1 A noble Sir Arthur a-hunting did ride
With his hounds at his feet and his sword by his side.
As he was a-walking by chance he did spy
A pretty fair maid, and her name 'twas Moll Boy.
2 "A charming Moll Boy my butler shall be To draw the white wine between thee and me. I'll make you a lady of the highest degree
If you will but love me, my charming Polly.
3 "It's I'll buy you ribbons, and I'll buy you rings, And I'll buy you jewels and twenty fine things. I'll buy you silk petticoats gilt to thy knee
If you will but love me, my charming Polly."
4 "I wants none of your ribbons, nor none of your rings, Nor none of your jewels, nor twenty fine things, For I have got petticoats suits my degree,
And I'll ne'er love a married man until he is free."
5 "O charming Moll Boy, it's I've a penknife, And I'll away home and I'll slay my old wife. I'll slay my old wife and return back to thee If you will but love me, my charming Polly."

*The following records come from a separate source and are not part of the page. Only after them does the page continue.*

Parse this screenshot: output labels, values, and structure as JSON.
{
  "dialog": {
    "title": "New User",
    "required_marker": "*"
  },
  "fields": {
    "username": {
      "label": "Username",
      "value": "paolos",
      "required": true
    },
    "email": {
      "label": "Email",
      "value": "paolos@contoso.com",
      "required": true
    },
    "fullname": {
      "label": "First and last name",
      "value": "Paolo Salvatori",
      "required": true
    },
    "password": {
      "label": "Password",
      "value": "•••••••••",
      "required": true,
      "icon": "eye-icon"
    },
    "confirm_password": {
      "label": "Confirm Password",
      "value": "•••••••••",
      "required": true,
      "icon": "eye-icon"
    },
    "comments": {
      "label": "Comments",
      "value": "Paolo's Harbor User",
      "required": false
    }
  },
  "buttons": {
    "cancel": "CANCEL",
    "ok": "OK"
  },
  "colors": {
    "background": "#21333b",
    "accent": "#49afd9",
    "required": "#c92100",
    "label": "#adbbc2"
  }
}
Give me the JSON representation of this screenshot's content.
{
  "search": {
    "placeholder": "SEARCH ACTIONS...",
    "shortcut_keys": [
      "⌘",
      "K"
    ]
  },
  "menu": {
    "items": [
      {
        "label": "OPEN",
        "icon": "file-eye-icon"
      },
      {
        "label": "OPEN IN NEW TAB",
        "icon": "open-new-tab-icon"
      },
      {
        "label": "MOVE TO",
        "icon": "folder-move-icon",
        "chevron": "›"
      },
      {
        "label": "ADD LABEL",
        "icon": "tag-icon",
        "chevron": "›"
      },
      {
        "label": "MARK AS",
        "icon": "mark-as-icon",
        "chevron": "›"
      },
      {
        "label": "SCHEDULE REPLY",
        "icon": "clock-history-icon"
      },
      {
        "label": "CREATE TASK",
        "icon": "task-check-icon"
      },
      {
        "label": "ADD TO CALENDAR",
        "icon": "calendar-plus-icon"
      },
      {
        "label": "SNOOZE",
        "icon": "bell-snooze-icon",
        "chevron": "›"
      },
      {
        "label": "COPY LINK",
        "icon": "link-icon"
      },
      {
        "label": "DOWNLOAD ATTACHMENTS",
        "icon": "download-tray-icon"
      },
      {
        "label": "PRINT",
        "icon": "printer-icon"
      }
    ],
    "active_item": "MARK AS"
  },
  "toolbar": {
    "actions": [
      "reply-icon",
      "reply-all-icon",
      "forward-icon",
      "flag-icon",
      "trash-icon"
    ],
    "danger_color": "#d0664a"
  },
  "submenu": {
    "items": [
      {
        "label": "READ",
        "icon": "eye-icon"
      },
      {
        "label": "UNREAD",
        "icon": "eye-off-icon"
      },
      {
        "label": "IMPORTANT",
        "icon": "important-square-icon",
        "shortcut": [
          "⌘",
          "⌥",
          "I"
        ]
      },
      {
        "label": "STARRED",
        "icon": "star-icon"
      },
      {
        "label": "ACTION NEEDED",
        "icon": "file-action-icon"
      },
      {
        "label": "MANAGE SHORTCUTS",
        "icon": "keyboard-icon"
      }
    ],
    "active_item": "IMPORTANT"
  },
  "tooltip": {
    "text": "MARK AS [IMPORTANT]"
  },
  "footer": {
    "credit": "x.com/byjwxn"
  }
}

6 "O noble sir Arthur, haw can you say so?
Go home- love your own wife, let nobody know.
These seven long years I will wait upon thee,
And I'll ne'er love another man in your wife's day"
7 When these seven years were all past and gone, O then this old woman went to her long home. To her long home did go, and a free man was he; He soon went a-courting this charming Polly.